Mais Lara parle toujours avant de penser ! La particularité d'un ascenseur est d'être un espace réduit à trois faces, la quatrième étant occupée par les portes coulissantes. Elles se sont donc disposées de façon à ce que les jointures de leurs articulations respectives n'entrechoquent quelque organe délicat. Etant la plus grande, Dominique se trouve reléguée au fond de la boîte, au côté de Kris qui tente tant bien que mal de s'adapter dans un l'angle. Lara se glisse près d'elle tout en prenant appui sur l’épaule amie de Dom alors que Fred se faufile en blaguant entre elles. Dom sent le bras de Fred l'enlacer et sa main venir se poser doucement et sûrement sur ses reins. Elle sait que plus tard Lara racontera cette péripétie à sa façon

- Ton dos se décolle de la paroi au passage de cette main. Je sens ton buste sur moi. Je n’en peux plus. Toi tu fermes les yeux et Fred est lâchée contre toi. L'atmosphère est électrique, chargée de ions déchaînés, de lancés de phéromones enivrées. Je crois sincèrement qu'on va s'embrasser toutes les 4. Heureusement, il n'y a que 5 étages.

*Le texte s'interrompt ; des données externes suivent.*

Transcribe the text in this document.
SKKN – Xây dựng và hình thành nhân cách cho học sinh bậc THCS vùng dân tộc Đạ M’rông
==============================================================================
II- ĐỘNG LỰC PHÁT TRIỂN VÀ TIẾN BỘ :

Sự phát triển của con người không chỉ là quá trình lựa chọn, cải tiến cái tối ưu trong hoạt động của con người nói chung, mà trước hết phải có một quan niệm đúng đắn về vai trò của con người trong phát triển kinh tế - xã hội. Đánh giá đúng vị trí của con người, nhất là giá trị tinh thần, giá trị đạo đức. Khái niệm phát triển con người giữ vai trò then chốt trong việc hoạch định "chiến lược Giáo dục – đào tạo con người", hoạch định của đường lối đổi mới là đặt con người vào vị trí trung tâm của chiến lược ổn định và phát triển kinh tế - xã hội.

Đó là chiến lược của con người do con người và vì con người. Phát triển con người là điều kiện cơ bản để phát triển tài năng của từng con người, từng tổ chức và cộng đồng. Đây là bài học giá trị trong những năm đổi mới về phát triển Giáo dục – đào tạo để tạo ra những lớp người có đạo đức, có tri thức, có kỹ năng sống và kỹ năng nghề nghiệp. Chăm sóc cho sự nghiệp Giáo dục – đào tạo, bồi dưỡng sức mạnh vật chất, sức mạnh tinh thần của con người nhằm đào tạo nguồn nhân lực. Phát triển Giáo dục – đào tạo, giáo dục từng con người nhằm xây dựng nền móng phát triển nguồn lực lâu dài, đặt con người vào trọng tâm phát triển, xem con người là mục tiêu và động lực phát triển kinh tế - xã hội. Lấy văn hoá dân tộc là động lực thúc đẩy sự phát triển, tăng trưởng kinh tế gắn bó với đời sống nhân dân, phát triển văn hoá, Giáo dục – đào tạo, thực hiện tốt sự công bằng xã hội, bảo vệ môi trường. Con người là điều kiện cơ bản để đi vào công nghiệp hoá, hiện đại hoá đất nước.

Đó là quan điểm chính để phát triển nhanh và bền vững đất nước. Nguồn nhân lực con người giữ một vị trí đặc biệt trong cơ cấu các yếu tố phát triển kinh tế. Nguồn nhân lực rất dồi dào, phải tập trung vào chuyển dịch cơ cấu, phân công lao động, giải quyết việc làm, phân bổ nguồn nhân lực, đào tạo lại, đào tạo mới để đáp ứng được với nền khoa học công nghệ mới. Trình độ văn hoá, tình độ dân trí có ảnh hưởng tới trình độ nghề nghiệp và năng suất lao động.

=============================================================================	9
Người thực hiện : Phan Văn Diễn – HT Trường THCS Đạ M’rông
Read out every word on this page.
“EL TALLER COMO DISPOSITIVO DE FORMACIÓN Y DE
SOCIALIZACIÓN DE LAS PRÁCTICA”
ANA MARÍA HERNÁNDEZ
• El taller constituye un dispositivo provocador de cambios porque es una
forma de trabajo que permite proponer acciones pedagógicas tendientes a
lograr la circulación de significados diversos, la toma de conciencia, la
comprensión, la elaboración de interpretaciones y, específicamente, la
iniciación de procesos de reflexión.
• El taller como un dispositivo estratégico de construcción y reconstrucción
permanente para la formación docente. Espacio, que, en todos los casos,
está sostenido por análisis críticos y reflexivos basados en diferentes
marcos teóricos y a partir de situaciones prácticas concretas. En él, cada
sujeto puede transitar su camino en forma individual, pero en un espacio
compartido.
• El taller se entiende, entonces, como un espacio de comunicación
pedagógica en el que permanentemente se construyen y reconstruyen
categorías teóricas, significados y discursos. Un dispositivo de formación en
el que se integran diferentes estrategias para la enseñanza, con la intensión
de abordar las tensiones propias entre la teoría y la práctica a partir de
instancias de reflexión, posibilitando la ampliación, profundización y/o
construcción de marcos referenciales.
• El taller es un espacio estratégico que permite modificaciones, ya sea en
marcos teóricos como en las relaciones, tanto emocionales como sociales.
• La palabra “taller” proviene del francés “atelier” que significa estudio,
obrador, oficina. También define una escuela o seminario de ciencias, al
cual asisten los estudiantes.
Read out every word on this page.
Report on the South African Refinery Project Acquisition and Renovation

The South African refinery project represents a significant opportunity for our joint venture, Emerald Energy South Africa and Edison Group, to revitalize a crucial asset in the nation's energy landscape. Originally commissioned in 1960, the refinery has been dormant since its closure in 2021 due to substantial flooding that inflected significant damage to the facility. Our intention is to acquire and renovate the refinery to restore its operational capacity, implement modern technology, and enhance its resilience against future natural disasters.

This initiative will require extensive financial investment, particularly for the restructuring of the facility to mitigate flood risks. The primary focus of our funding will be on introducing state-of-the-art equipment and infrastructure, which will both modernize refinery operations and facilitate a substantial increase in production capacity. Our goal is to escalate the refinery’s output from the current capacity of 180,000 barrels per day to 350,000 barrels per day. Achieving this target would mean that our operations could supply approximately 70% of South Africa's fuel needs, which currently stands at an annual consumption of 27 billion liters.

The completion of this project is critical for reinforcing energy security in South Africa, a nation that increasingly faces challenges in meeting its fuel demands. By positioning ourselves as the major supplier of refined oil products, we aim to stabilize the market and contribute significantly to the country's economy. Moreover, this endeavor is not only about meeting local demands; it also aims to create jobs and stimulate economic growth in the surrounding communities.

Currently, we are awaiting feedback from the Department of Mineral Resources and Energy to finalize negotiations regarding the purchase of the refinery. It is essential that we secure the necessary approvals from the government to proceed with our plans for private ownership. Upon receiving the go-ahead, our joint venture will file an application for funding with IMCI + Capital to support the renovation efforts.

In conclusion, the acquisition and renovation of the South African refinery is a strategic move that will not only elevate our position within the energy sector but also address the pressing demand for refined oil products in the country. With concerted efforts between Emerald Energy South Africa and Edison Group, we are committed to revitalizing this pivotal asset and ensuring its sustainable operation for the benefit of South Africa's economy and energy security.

Le temps se déchire parfois en une infinité de particules transparentes et chatoyantes. Nous ne les voyons pas mais les décelons. Elles nous entraînent à la lisière du désir, infinitude de bulles de B.D., à la limite de la décence, aux frontières de la morale. Nos sens sont perceptiblement accordés les uns aux autres, encordés à l'assaut de l'expectative, enlacés dans la note finale du trompettiste. Un jazz aux confins de l'écho urbain qui nous porte vers la résonance de nos sens_sexes.

Dominique

Qui a bloqué l’ascenseur ? Je crois que nous ne le saurons jamais. La lumière s’éteint. Il ne reste plus que nos exhalaisons un peu égarées dans un désir commun quasi animal. Je sens Fred s’approcher de moi et pour la seconde fois, nos lèvres se retrouvent dans l’étreinte buccale des effluves du dernier verre bu dans le club de jazz. Kris et Lara nous avaient rejointes en fin de soirée et nous avions passés un moment on ne peut plus agréable. Je sais Lara, avec qui je partage un appartement, très éprise de Kristzen, jolie norvégienne plasticienne installée à Paris depuis peu. Les souffles sont courts, tant par l’oxygène qui se raréfie que par la frénésie qui s’empare de nous. Les mains de Fred ne s’affolent pas pour autant. Elle durcit sa pression dans mon dos en cherchant à descendre le long de la paroi. Je me détache lentement. Elle passe sa main sur mes fesses dans une caresse experte qui me propulse le bas ventre en avant. Le contact avec son pubis me déclenche un sursaut de jouissance. Elle le sait alors très lentement elle bouge en mini cercles quasiment parfaits. Son autorité naturelle joue en sa faveur. Sa main vient bloquer la mienne le long du corps. Je caresse ses doigts veloutés mais je sens une bague. Fred ne porte pas de bague. Kris ! Kris et ses magnifiques yeux verts dans lesquels Lara s’est perdue. Mais Kris est hétéro, maman de deux enfants et jusqu’à cet instant, n’a manifesté comme intérêt pour la gente féminine que celui que lui porte Lara. Lara, avec ses trente ans, est la benjamine de ce quatuor improvisé. Sa fougue, sa ténacité, son charisme sauvage et son caractère volcanique nous font vivre de grands instants de fraîcheur. Notre amitié est telle que je suis incapable de dire ce que je ressens réellement. Elle n’est pas ma petite sœur, elle n’est pas mon enfant, elle est plus que. Elle est Lara et tout le monde aime Lara. Kris y viendra.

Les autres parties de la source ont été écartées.